Food assistance benefits are becoming more common with college students.

Daily Editorial Board

Nearly 47 million Americans rely on federal food assistance benefits. Though we often think the people who rely on food stamps are from low-income families or a specific walk of life, college students are increasingly using food stamps to supplement their income.

According to a November Washington Post piece, from a report by the Department of Social Services, Virginia spent $30 million in food assistance benefits to college students in 2011 — a huge spike from just four years prior. Higher tuition rates and expensive housing options, among other costs, are pushing students to use these programs.

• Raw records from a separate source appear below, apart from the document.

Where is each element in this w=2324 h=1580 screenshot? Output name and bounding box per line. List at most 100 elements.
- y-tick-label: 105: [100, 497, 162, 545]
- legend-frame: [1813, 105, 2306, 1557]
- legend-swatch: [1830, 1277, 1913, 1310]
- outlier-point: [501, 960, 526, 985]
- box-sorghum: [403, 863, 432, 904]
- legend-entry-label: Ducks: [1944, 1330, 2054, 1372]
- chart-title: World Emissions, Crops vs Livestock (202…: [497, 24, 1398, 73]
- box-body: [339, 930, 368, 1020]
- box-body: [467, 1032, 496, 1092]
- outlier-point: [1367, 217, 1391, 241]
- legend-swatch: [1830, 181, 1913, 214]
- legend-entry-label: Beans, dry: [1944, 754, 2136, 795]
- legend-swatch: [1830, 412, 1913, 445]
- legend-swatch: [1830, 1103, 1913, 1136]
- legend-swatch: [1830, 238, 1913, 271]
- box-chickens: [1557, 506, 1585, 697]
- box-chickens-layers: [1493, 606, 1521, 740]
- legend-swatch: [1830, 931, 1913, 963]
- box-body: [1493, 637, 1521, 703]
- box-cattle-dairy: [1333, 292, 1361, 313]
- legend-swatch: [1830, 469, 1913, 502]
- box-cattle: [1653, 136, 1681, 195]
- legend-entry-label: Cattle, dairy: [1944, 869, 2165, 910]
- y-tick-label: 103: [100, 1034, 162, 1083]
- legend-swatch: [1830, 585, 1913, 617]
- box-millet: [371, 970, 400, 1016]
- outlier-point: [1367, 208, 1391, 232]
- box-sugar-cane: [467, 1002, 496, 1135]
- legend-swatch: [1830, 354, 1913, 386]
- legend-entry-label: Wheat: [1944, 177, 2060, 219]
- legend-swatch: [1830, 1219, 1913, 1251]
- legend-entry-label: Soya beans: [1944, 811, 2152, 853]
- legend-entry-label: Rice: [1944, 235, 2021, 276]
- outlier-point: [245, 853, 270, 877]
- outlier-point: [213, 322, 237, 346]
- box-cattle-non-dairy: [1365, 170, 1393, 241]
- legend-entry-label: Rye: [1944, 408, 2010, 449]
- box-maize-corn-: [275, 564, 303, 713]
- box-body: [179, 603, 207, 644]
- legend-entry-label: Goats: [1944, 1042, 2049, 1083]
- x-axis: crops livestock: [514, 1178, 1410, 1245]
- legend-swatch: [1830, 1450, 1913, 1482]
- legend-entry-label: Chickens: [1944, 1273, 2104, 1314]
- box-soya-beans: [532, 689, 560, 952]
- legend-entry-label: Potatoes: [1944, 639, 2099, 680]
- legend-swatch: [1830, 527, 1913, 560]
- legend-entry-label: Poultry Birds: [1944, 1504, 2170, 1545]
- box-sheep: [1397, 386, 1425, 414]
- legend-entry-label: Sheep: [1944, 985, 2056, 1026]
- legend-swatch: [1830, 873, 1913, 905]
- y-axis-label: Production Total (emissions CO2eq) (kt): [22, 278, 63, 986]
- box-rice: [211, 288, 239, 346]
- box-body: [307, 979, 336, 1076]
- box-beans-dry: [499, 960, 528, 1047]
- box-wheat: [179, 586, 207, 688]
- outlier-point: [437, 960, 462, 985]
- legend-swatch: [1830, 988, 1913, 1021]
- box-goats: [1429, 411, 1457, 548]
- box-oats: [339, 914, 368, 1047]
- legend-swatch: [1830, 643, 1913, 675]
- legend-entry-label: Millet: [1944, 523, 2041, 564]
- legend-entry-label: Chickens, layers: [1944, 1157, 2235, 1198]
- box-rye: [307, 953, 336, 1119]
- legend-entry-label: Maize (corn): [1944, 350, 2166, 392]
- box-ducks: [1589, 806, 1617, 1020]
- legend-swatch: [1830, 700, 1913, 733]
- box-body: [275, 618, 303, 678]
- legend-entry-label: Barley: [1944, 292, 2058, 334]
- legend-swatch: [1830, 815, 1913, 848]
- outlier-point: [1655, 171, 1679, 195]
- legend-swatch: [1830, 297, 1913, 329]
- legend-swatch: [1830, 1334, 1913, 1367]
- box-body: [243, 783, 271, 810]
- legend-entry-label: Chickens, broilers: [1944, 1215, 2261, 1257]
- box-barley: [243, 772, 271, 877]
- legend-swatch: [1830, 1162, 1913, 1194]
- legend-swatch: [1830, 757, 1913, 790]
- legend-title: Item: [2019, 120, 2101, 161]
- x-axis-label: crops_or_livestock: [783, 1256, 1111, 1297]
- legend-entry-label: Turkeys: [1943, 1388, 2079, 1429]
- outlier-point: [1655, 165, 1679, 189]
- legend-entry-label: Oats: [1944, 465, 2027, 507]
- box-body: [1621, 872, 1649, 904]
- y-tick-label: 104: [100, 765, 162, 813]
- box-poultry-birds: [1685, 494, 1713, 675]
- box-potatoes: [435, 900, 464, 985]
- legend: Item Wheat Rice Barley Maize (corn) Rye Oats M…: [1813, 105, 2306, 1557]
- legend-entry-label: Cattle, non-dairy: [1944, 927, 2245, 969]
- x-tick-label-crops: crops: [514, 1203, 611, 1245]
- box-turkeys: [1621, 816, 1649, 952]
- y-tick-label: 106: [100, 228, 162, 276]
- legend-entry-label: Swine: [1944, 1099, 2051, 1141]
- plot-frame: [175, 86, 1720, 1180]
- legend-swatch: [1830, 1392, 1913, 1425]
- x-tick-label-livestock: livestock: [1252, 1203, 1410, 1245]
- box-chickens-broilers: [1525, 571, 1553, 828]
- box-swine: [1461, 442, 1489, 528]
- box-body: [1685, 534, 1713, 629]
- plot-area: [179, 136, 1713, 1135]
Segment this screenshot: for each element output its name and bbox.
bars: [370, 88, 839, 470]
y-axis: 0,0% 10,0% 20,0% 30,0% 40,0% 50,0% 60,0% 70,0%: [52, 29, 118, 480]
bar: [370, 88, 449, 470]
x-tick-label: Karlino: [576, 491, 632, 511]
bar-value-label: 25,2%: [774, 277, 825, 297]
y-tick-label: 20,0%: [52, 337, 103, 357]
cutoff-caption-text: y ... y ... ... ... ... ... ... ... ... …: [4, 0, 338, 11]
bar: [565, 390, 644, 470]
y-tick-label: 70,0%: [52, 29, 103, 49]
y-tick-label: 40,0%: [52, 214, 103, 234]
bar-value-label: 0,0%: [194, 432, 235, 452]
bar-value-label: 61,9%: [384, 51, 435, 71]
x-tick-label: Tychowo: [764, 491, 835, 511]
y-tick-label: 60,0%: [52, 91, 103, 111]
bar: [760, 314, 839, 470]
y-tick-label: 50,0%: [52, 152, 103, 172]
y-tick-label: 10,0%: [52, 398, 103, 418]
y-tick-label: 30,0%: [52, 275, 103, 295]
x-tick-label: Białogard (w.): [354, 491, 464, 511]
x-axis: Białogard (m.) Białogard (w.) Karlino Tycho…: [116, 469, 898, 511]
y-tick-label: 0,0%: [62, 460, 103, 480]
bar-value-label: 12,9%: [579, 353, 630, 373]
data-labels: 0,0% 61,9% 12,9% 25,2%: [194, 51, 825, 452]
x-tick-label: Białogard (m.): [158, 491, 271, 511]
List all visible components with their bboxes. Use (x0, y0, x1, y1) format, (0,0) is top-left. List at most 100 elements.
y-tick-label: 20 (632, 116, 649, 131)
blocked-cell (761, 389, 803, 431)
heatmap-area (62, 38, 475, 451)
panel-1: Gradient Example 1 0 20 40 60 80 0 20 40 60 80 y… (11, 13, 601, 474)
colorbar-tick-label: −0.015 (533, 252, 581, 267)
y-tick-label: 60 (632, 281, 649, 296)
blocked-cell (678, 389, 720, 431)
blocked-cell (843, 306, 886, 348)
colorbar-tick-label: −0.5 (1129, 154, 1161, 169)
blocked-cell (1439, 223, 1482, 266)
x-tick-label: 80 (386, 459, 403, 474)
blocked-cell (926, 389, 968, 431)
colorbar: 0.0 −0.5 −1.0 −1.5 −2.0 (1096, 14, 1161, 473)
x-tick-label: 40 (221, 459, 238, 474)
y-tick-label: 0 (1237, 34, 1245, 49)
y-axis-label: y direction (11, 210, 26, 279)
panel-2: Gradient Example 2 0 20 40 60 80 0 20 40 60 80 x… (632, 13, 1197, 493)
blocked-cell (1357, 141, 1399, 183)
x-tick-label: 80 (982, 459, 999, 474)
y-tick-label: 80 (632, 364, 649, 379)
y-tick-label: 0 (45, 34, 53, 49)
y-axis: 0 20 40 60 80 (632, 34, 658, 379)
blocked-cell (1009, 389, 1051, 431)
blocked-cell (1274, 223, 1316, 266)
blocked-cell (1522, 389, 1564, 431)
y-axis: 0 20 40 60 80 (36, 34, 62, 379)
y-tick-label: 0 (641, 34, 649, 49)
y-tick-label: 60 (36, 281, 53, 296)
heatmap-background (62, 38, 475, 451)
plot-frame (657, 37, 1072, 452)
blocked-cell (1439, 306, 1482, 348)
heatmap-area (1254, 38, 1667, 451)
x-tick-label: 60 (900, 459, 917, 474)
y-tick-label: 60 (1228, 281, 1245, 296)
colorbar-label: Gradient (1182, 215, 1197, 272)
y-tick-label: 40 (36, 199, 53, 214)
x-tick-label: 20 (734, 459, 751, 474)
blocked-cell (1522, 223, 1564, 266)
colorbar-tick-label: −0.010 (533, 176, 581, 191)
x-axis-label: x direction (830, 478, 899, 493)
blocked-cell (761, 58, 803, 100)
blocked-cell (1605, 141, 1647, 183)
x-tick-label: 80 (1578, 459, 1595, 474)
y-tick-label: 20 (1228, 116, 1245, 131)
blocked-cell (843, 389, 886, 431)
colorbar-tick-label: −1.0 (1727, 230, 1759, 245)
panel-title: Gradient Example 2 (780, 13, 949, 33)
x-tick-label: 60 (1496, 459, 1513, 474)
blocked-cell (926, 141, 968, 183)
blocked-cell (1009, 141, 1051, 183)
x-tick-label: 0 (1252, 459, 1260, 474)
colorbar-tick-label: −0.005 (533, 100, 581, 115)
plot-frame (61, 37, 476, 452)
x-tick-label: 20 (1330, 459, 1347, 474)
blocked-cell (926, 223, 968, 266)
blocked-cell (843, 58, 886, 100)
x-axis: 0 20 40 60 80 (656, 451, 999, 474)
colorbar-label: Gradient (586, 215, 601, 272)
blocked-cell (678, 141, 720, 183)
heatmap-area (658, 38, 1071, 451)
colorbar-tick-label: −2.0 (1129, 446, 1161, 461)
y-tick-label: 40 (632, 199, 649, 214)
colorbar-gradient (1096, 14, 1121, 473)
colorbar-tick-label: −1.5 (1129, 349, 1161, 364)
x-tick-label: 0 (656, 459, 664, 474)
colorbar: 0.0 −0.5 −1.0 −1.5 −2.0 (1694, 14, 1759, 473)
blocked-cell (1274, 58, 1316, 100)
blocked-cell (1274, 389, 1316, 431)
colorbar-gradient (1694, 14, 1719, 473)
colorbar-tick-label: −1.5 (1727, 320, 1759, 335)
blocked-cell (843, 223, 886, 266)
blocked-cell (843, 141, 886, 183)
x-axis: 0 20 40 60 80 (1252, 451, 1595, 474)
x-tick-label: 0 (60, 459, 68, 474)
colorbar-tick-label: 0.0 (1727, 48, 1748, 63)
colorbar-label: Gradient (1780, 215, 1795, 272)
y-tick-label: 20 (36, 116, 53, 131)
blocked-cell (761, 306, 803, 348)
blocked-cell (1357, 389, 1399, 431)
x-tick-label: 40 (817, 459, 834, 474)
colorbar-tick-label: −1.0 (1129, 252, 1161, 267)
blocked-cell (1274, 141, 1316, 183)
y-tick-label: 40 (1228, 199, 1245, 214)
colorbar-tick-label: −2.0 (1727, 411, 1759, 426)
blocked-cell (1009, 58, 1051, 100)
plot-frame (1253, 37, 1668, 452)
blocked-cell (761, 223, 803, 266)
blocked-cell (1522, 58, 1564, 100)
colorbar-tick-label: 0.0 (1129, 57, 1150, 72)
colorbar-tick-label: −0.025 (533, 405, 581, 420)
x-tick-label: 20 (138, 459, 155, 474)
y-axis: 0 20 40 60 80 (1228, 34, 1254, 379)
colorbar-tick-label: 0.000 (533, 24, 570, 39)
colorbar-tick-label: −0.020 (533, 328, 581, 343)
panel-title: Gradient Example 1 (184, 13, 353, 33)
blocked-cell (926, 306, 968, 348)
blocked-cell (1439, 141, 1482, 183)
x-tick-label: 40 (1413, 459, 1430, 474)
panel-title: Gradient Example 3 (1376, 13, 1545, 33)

In order to cover the costs of college — rent, books and food, without tuition — full-time students often work low-income jobs, which may qualify them for the Supplemental Nutrition Assistance Program,

For students, it is easy to apply for SNAP benefits, and many universities will include them in students’ financial aid packages.

These days, college students are cutting costs across the board. We rent textbooks or borrow them from friends. We rent homes with less-than-ideal living conditions. It follows reason that college students would also use food stamps if they qualified.

And students shouldn’t feel ashamed for using the program — all taxpayers buy into the program and can use it when they need it. College students should not simply accept their living conditions, especially if it is affecting their health. College can be financially troubling, and while students should make sound financial decisions, applying for SNAP benefits should be a consideration to all students who qualify.